Autor: Luis Ángel Fernández Hermana
19/10/1999
Fuente de la información: Revista en.red.ando
Organizador:  Enredando.com
Temáticas:  Internet  Periodismo 
Editorial 185

El árbol nuevo, doblega; el gordo y duro, quiebra


Así como las megafusiones de las grandes corporaciones de la comunicación explican, en gran medida, la proyección a escala global del periodismo propio de los medios de comunicación tradicionales (véase el editorial "La gran trituración"), la proliferación de nuevos medios en Internet comienza a definir los rasgos del tipo de periodismo que emerge en las redes y los puntos de ruptura con respecto al modelo de comunicación de los medios tradicionales (véase el editorial "Papá ¿de dónde vienen las noticias?").
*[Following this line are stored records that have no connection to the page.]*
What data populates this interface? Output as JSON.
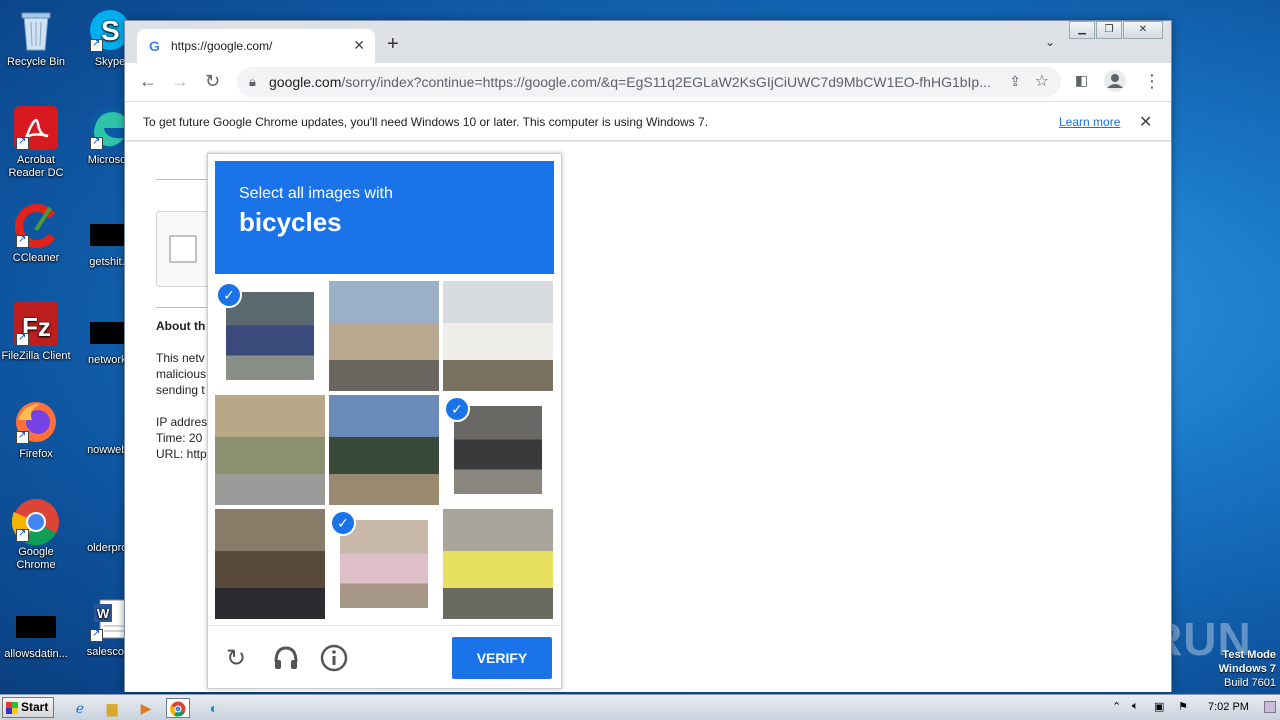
{
  "desktop": {
    "icons": [
      {
        "label": "Recycle Bin"
      },
      {
        "label": "Skype"
      },
      {
        "label": "Acrobat Reader DC"
      },
      {
        "label": "Microsoft"
      },
      {
        "label": "CCleaner"
      },
      {
        "label": "getshit..."
      },
      {
        "label": "FileZilla Client"
      },
      {
        "label": "networkc"
      },
      {
        "label": "Firefox"
      },
      {
        "label": "nowwebs"
      },
      {
        "label": "Google Chrome"
      },
      {
        "label": "olderprov"
      },
      {
        "label": "allowsdatin..."
      },
      {
        "label": "salescont"
      }
    ],
    "watermark": "ANY RUN",
    "test_mode": {
      "line1": "Test Mode",
      "line2": "Windows 7",
      "line3": "Build 7601"
    }
  },
  "browser": {
    "tab_title": "https://google.com/",
    "url_host": "google.com",
    "url_rest": "/sorry/index?continue=https://google.com/&q=EgS11q2EGLaW2KsGIjCiUWC7d9MbCW1EO-fhHG1bIp...",
    "infobar": {
      "message": "To get future Google Chrome updates, you'll need Windows 10 or later. This computer is using Windows 7.",
      "link": "Learn more"
    }
  },
  "page": {
    "about": "About th",
    "para": [
      "This netv",
      "malicious",
      "sending t"
    ],
    "details": [
      "IP addres",
      "Time: 20",
      "URL: http"
    ]
  },
  "captcha": {
    "instruction": "Select all images with",
    "target": "bicycles",
    "verify_label": "VERIFY",
    "tiles": [
      {
        "selected": true,
        "colors": [
          "#5a6a70",
          "#3a4a7a",
          "#8a9088"
        ]
      },
      {
        "selected": false,
        "colors": [
          "#9ab0c8",
          "#b8a890",
          "#6a6660"
        ]
      },
      {
        "selected": false,
        "colors": [
          "#d8dce0",
          "#f0eeea",
          "#7a7060"
        ]
      },
      {
        "selected": false,
        "colors": [
          "#b8a888",
          "#8a9070",
          "#9a9a98"
        ]
      },
      {
        "selected": false,
        "colors": [
          "#6a8ab8",
          "#3a4a3a",
          "#9a8a70"
        ]
      },
      {
        "selected": true,
        "colors": [
          "#6a6864",
          "#3a3a3c",
          "#8a8680"
        ]
      },
      {
        "selected": false,
        "colors": [
          "#8a7a68",
          "#5a4a3c",
          "#2a2a30"
        ]
      },
      {
        "selected": true,
        "colors": [
          "#c8b8a8",
          "#e0c0c8",
          "#a89888"
        ]
      },
      {
        "selected": false,
        "colors": [
          "#a8a49c",
          "#e8e060",
          "#6a6a60"
        ]
      }
    ]
  },
  "taskbar": {
    "start": "Start",
    "clock": "7:02 PM"
  }
}
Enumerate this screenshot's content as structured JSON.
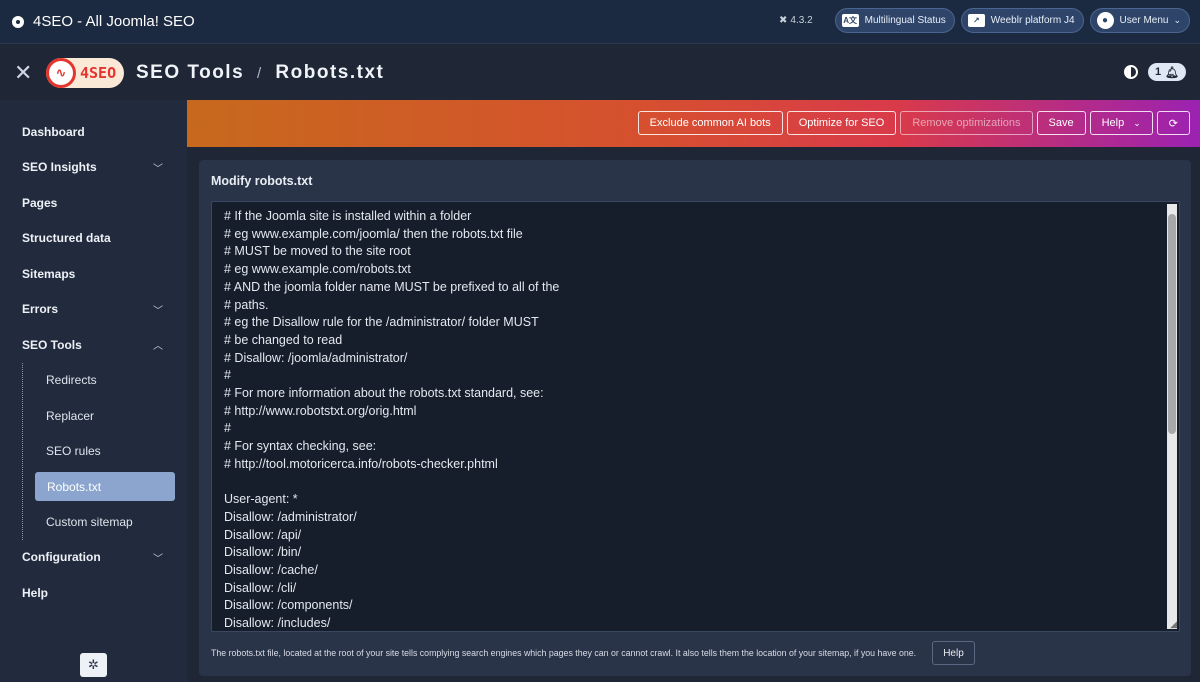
{
  "topbar": {
    "title": "4SEO - All Joomla! SEO",
    "version": "4.3.2",
    "multilingual_label": "Multilingual Status",
    "weeblr_label": "Weeblr platform J4",
    "user_menu_label": "User Menu"
  },
  "header": {
    "brand": "4SEO",
    "section": "SEO Tools",
    "separator": "/",
    "page": "Robots.txt",
    "notification_count": "1"
  },
  "sidebar": {
    "items": [
      {
        "label": "Dashboard"
      },
      {
        "label": "SEO Insights"
      },
      {
        "label": "Pages"
      },
      {
        "label": "Structured data"
      },
      {
        "label": "Sitemaps"
      },
      {
        "label": "Errors"
      },
      {
        "label": "SEO Tools"
      },
      {
        "label": "Configuration"
      },
      {
        "label": "Help"
      }
    ],
    "sub_items": [
      {
        "label": "Redirects"
      },
      {
        "label": "Replacer"
      },
      {
        "label": "SEO rules"
      },
      {
        "label": "Robots.txt"
      },
      {
        "label": "Custom sitemap"
      }
    ]
  },
  "toolbar": {
    "exclude_ai_bots": "Exclude common AI bots",
    "optimize_seo": "Optimize for SEO",
    "remove_optimizations": "Remove optimizations",
    "save": "Save",
    "help": "Help"
  },
  "card": {
    "title": "Modify robots.txt",
    "robots_text": "# If the Joomla site is installed within a folder\n# eg www.example.com/joomla/ then the robots.txt file\n# MUST be moved to the site root\n# eg www.example.com/robots.txt\n# AND the joomla folder name MUST be prefixed to all of the\n# paths.\n# eg the Disallow rule for the /administrator/ folder MUST\n# be changed to read\n# Disallow: /joomla/administrator/\n#\n# For more information about the robots.txt standard, see:\n# http://www.robotstxt.org/orig.html\n#\n# For syntax checking, see:\n# http://tool.motoricerca.info/robots-checker.phtml\n\nUser-agent: *\nDisallow: /administrator/\nDisallow: /api/\nDisallow: /bin/\nDisallow: /cache/\nDisallow: /cli/\nDisallow: /components/\nDisallow: /includes/",
    "footer_text": "The robots.txt file, located at the root of your site tells complying search engines which pages they can or cannot crawl. It also tells them the location of your sitemap, if you have one.",
    "help_label": "Help"
  }
}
Aunque no hagamos una referencia explícita ahora, me parece importante no perder de vista que este modelo de comunicación de la Sociedad Industrial entra en crisis a partir de una serie de acontecimientos de impacto mundial, como la caída del muro de Berlín, la desintegración de la URSS, el fin del mundo bipolar y la aparición de Internet, una red de ordenadores de arquitectura abierta, accesible para todos los usuarios de manera simultánea y desde cualquiera de sus puntos, donde individuos, instituciones, empresas, organizaciones y/o administraciones pueden relacionarse directamente entre ellos --crear redes-- y almacenar informaciones y conocimientos, procesarlos, publicarlos y distribuirlos de una manera relativamente barata y sencilla.

Internet, al multiplicar constantemente los emisores y receptores de información, ha puesto en cuestión el monopolio que ostentan los medios de comunicación como elaboradores y transmisores de la imagen de la sociedad. Cada vez más, esta imagen se corresponde no sólo con lo que tradicionalmente se ha considerado como la información transmitida por los medios tradicionales (radio, TV, prensa de papel), sino también con la actividad que múltiples sectores sociales comienzan a desplegar en las redes. Sectores que, hasta hace poco, eran fundamentalmente consumidores de información y que, prácticamente en un abrir y cerrar de ojos, se han convertido en emisores, importantes emisores, de información y conocimientos, y --detalle muy interesante-- a escala global gracias a la virtualidad de la Red.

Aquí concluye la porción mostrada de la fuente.